Também é preciso comparar Pasolini com Michel Foucault. Não apenas por serem homossexuais militantes (que interpretam a própria opção sexual como uma escolha política de se opor ao regime disciplinar do corpo), mas, sobretudo, por viverem e perceberem a passagem do regime baseado na repressão sexual para o regime de controle através do consumo. Para Foucault, “É a lei quem produz a delinquência”. As leis não são regras normativas para regulamentar a vida social em tempos de paz, mas a própria guerra das estratégias de uma determinada correlação de forças. A lei não é expressão contratual do poder, ela é o próprio poder que descreve, analisa e classifica as condutas. A produção de aberrações é engendrada pelo próprio sistema social e também faz parte da estrutura de controle. O controle não é apenas o dispositivo restritivo que gera a aberração, mas também o seu resultado positivo: a transgressão e a mudança dos padrões de organização. A sexualidade, para Foucault, é um campo em que essa produção de comportamento aberrante é bem visível: não há diretamente uma repressão sexual, mas interjeição, isto é, somos incitados ao sexo através de sua aparente interdição. Depois, da liberação sexual dos anos 60 e, mais recentemente a AIDS, o centro da correlação de forças se deslocou da genitalidade para a oralidade, e o consumo de substâncias de efeito psíquico passou a ser o foco deste tipo de mecanismo de proibição/transgressão. Somos hipnotizados a consumir pelos meios de comunicação e proibidos de fazê-lo por diferentes níveis de autoridade.

"(...) a questão das drogas e da dependência química. A noção foucaultiana de ‘modo de sujeição’ nos sugere que o poder tornou-se mais bioquímico que microfísico e que sua estratégia atual consiste na produção hipócrita de uma sociedade de viciados. Álcool, nicotina, cafeína, açúcar, remédios, mas, sobretudo, ilusões: a TV. Aliás, o consumo audiovisual é a única coisa gratuita em nossa sociedade. Ele interage diretamente com a alimentação formando um conjunto de necessidades e, principalmente, mantendo o indivíduo em níveis cada vez mais altos de stress emocional. Após séculos de sujeição sexual, os mecanismos de poder geram agora uma nova tecnologia de controle: as formas psicoquímicas de subjetivação do sentimento de morte.

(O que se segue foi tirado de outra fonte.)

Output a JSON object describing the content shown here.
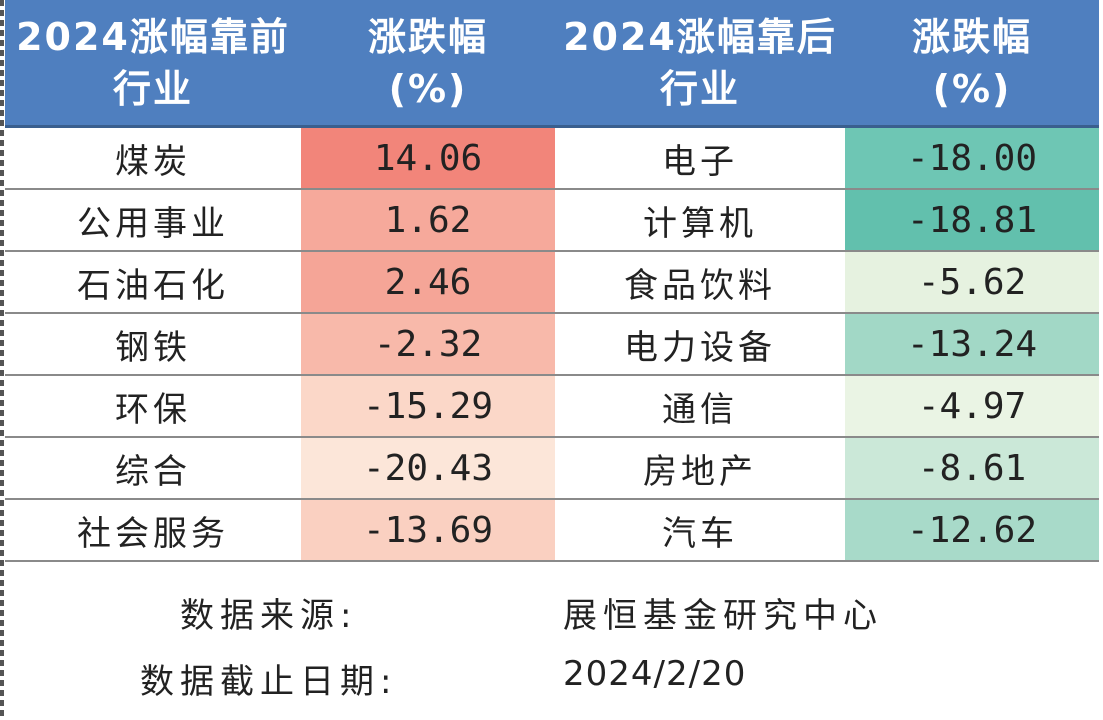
{
  "header": {
    "col1": [
      "2024涨幅靠前",
      "行业"
    ],
    "col2": [
      "涨跌幅",
      "(%)"
    ],
    "col3": [
      "2024涨幅靠后",
      "行业"
    ],
    "col4": [
      "涨跌幅",
      "(%)"
    ]
  },
  "rows": [
    {
      "top_industry": "煤炭",
      "top_change": "14.06",
      "bottom_industry": "电子",
      "bottom_change": "-18.00",
      "top_color": "#f2857a",
      "bottom_color": "#6ec6b4"
    },
    {
      "top_industry": "公用事业",
      "top_change": "1.62",
      "bottom_industry": "计算机",
      "bottom_change": "-18.81",
      "top_color": "#f6a99b",
      "bottom_color": "#62c0ad"
    },
    {
      "top_industry": "石油石化",
      "top_change": "2.46",
      "bottom_industry": "食品饮料",
      "bottom_change": "-5.62",
      "top_color": "#f5a597",
      "bottom_color": "#e6f2e0"
    },
    {
      "top_industry": "钢铁",
      "top_change": "-2.32",
      "bottom_industry": "电力设备",
      "bottom_change": "-13.24",
      "top_color": "#f8b9aa",
      "bottom_color": "#a2d8c6"
    },
    {
      "top_industry": "环保",
      "top_change": "-15.29",
      "bottom_industry": "通信",
      "bottom_change": "-4.97",
      "top_color": "#fbd7c8",
      "bottom_color": "#eaf4e4"
    },
    {
      "top_industry": "综合",
      "top_change": "-20.43",
      "bottom_industry": "房地产",
      "bottom_change": "-8.61",
      "top_color": "#fce6d9",
      "bottom_color": "#cbe8d8"
    },
    {
      "top_industry": "社会服务",
      "top_change": "-13.69",
      "bottom_industry": "汽车",
      "bottom_change": "-12.62",
      "top_color": "#fad0c1",
      "bottom_color": "#a8dac9"
    }
  ],
  "footer": {
    "source_label": "数据来源:",
    "source_value": "展恒基金研究中心",
    "date_label": "数据截止日期:",
    "date_value": "2024/2/20"
  }
}
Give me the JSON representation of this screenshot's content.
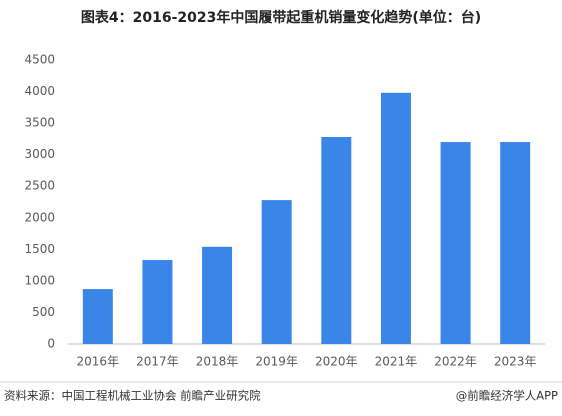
{
  "chart_data": {
    "type": "bar",
    "title": "图表4：2016-2023年中国履带起重机销量变化趋势(单位：台)",
    "categories": [
      "2016年",
      "2017年",
      "2018年",
      "2019年",
      "2020年",
      "2021年",
      "2022年",
      "2023年"
    ],
    "values": [
      870,
      1330,
      1540,
      2280,
      3280,
      3980,
      3200,
      3200
    ],
    "color": "#3a86e8",
    "ylim": [
      0,
      4500
    ],
    "yticks": [
      0,
      500,
      1000,
      1500,
      2000,
      2500,
      3000,
      3500,
      4000,
      4500
    ],
    "grid": false,
    "source": "资料来源：中国工程机械工业协会 前瞻产业研究院",
    "credit": "@前瞻经济学人APP"
  }
}
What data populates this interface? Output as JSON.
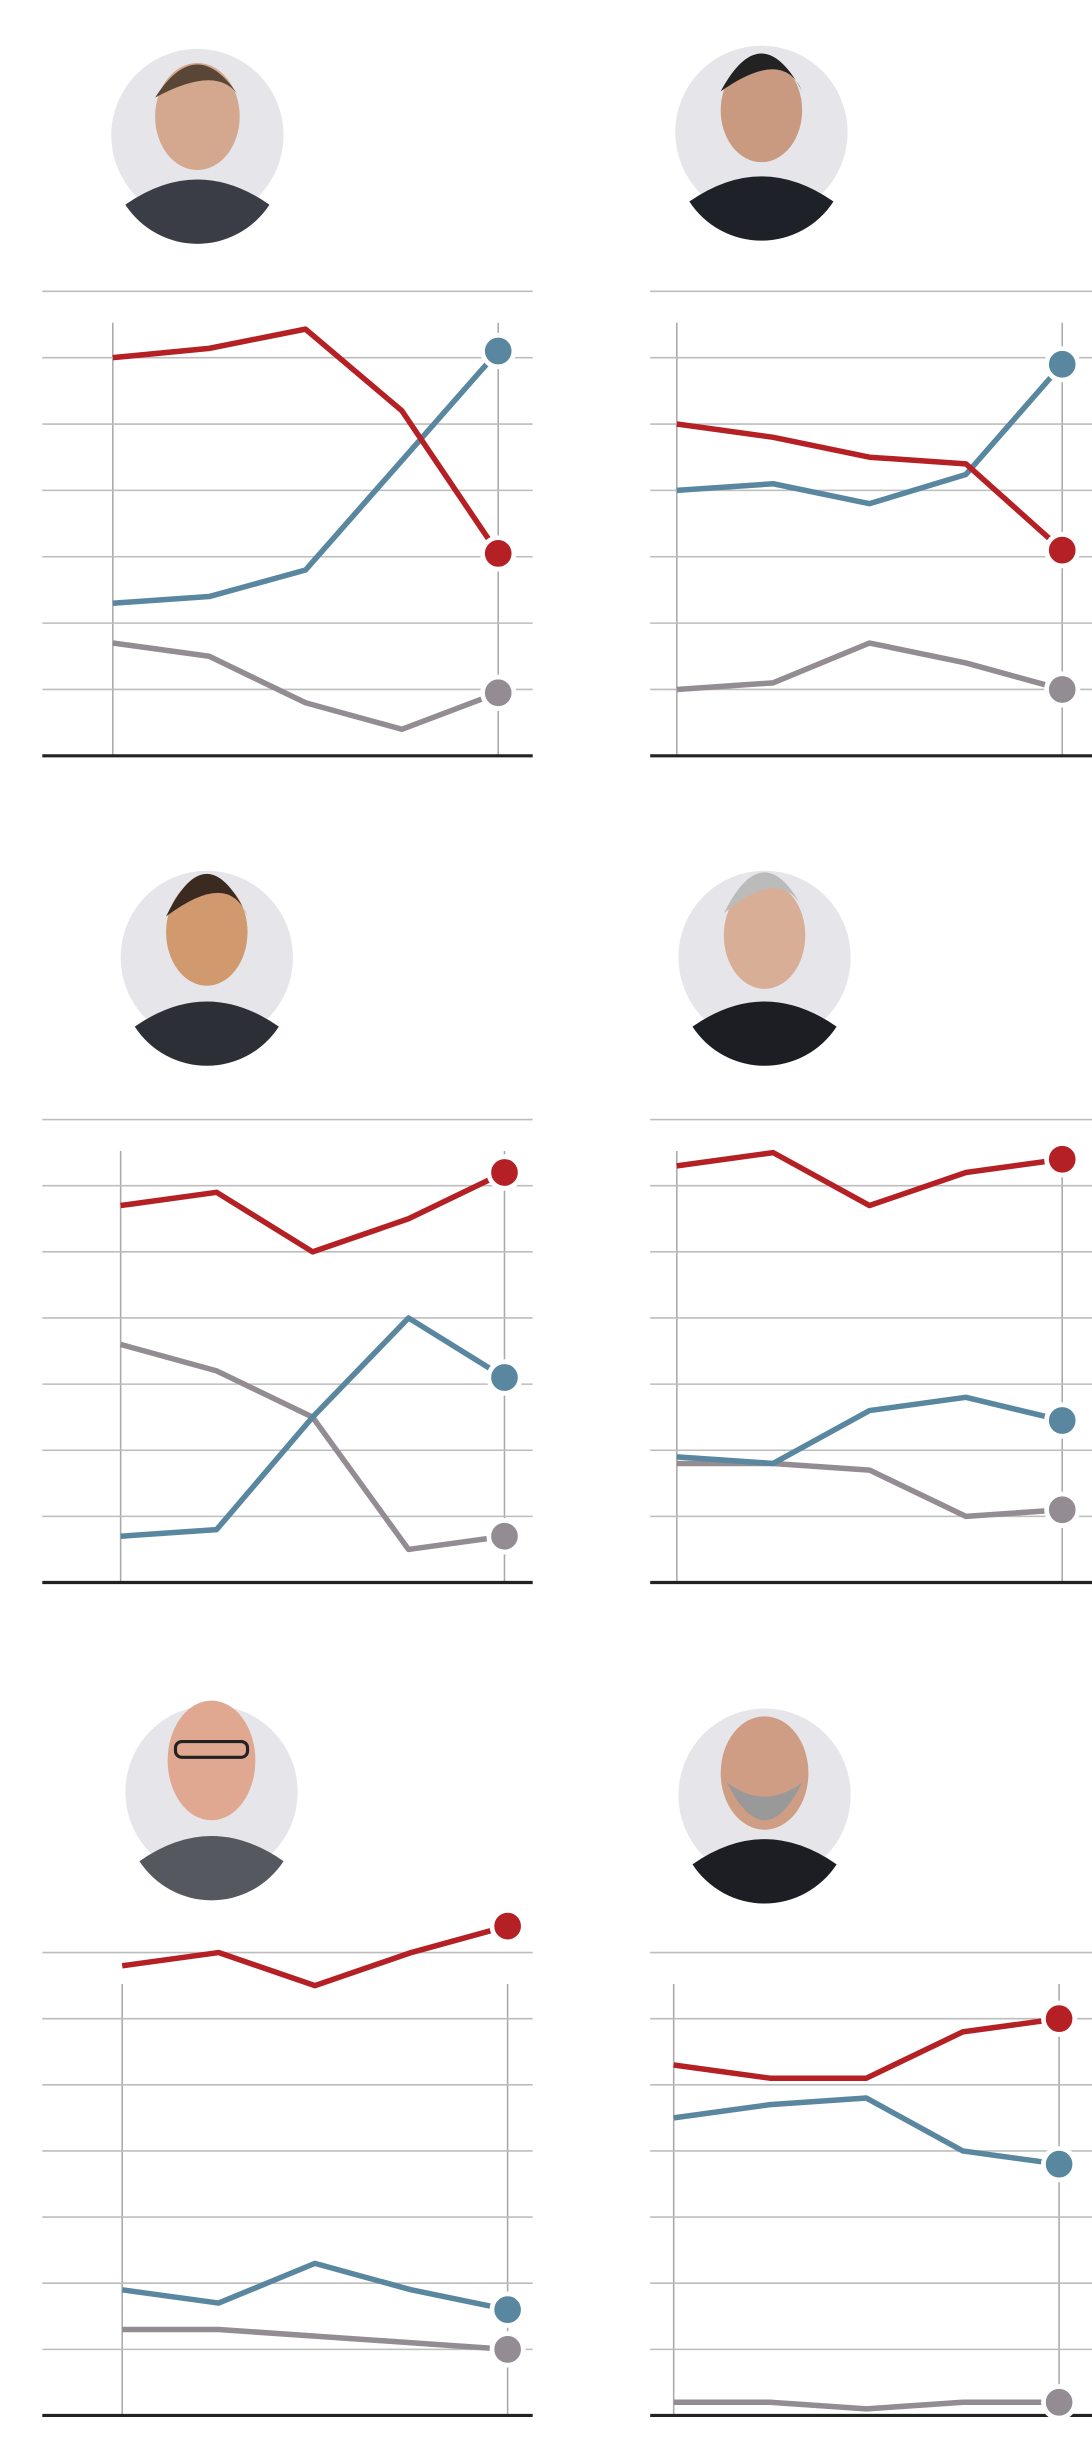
{
  "chart_data": [
    {
      "type": "line",
      "ylim": [
        0,
        70
      ],
      "yticks": [
        0,
        10,
        20,
        30,
        40,
        50,
        60,
        70
      ],
      "grid": true,
      "series": [
        {
          "color": "#938c93",
          "values": [
            17,
            15,
            8,
            4,
            9.5
          ]
        },
        {
          "color": "#5a87a0",
          "values": [
            23,
            24,
            28,
            44.5,
            61
          ]
        },
        {
          "color": "#b52025",
          "values": [
            60,
            61.4,
            64.3,
            52,
            30.5
          ]
        }
      ]
    },
    {
      "type": "line",
      "ylim": [
        0,
        70
      ],
      "yticks": [
        0,
        10,
        20,
        30,
        40,
        50,
        60,
        70
      ],
      "grid": true,
      "series": [
        {
          "color": "#938c93",
          "values": [
            10,
            11,
            17,
            14,
            10
          ]
        },
        {
          "color": "#5a87a0",
          "values": [
            40,
            41,
            38,
            42.4,
            59
          ]
        },
        {
          "color": "#b52025",
          "values": [
            50,
            48,
            45,
            44,
            31
          ]
        }
      ]
    },
    {
      "type": "line",
      "ylim": [
        0,
        70
      ],
      "yticks": [
        0,
        10,
        20,
        30,
        40,
        50,
        60,
        70
      ],
      "grid": true,
      "series": [
        {
          "color": "#938c93",
          "values": [
            36,
            32,
            25,
            5,
            7
          ]
        },
        {
          "color": "#5a87a0",
          "values": [
            7,
            8,
            25,
            40,
            31
          ]
        },
        {
          "color": "#b52025",
          "values": [
            57,
            59,
            50,
            55,
            62
          ]
        }
      ]
    },
    {
      "type": "line",
      "ylim": [
        0,
        70
      ],
      "yticks": [
        0,
        10,
        20,
        30,
        40,
        50,
        60,
        70
      ],
      "grid": true,
      "series": [
        {
          "color": "#938c93",
          "values": [
            18,
            18,
            17,
            10,
            11
          ]
        },
        {
          "color": "#5a87a0",
          "values": [
            19,
            18,
            26,
            28,
            24.5
          ]
        },
        {
          "color": "#b52025",
          "values": [
            63,
            65,
            57,
            62,
            64
          ]
        }
      ]
    },
    {
      "type": "line",
      "ylim": [
        0,
        70
      ],
      "yticks": [
        0,
        10,
        20,
        30,
        40,
        50,
        60,
        70
      ],
      "grid": true,
      "series": [
        {
          "color": "#938c93",
          "values": [
            13,
            13,
            12,
            11,
            10
          ]
        },
        {
          "color": "#5a87a0",
          "values": [
            19,
            17,
            23,
            19,
            16
          ]
        },
        {
          "color": "#b52025",
          "values": [
            68,
            70,
            65,
            70,
            74
          ]
        }
      ]
    },
    {
      "type": "line",
      "ylim": [
        0,
        70
      ],
      "yticks": [
        0,
        10,
        20,
        30,
        40,
        50,
        60,
        70
      ],
      "grid": true,
      "series": [
        {
          "color": "#938c93",
          "values": [
            2,
            2,
            1,
            2,
            2
          ]
        },
        {
          "color": "#5a87a0",
          "values": [
            45,
            47,
            48,
            40,
            38
          ]
        },
        {
          "color": "#b52025",
          "values": [
            53,
            51,
            51,
            58,
            60
          ]
        }
      ]
    }
  ]
}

A dependência química e as redes de comunicação fazem parte de uma única estratégia." (GOMES, 2000, 43)

Ao se apoiar sobre o erotismo tradicional contra o regime disciplinar da modernidade industrial, Pasolini demonstrou que é possível fazer um cinema esteticamente diferente. É claro que, após mais de 30 anos após seu assassinato, seu erotismo revolucionário não representa mais nenhum perigo político para o sistema. Ao contrário, o erotismo tornou-se consumista, adaptado e conservador. Por outro lado, a atitude política e artística de Pasolini é mais atual que nunca, pois, combate a crueldade moderna sem retornar às mentiras da tradição. O pós-moderno atual é um retorno parcial ao universo pré-moderno, seja ele clássico, medieval ou oriental – como na trilogia da Vida.


NOTAS

(1) O depoimento contraditório do acusado dá margens a muitas dúvidas. Por que ele assumiu a responsabilidade pela morte do cineasta sozinho, quando havia evidências da participação de outras pessoas? Por que a justiça italiana se contentou com a versão do michê, ignorando outras possibilidades? Há também suspeitas sobre o desaparecimento e morte de outras pessoas que tentaram se aprofundar na investigação. O caso gerou recentemente um filme sobre o assunto, Pasolini: Um delito italiano, de Marco Tullio Giordana.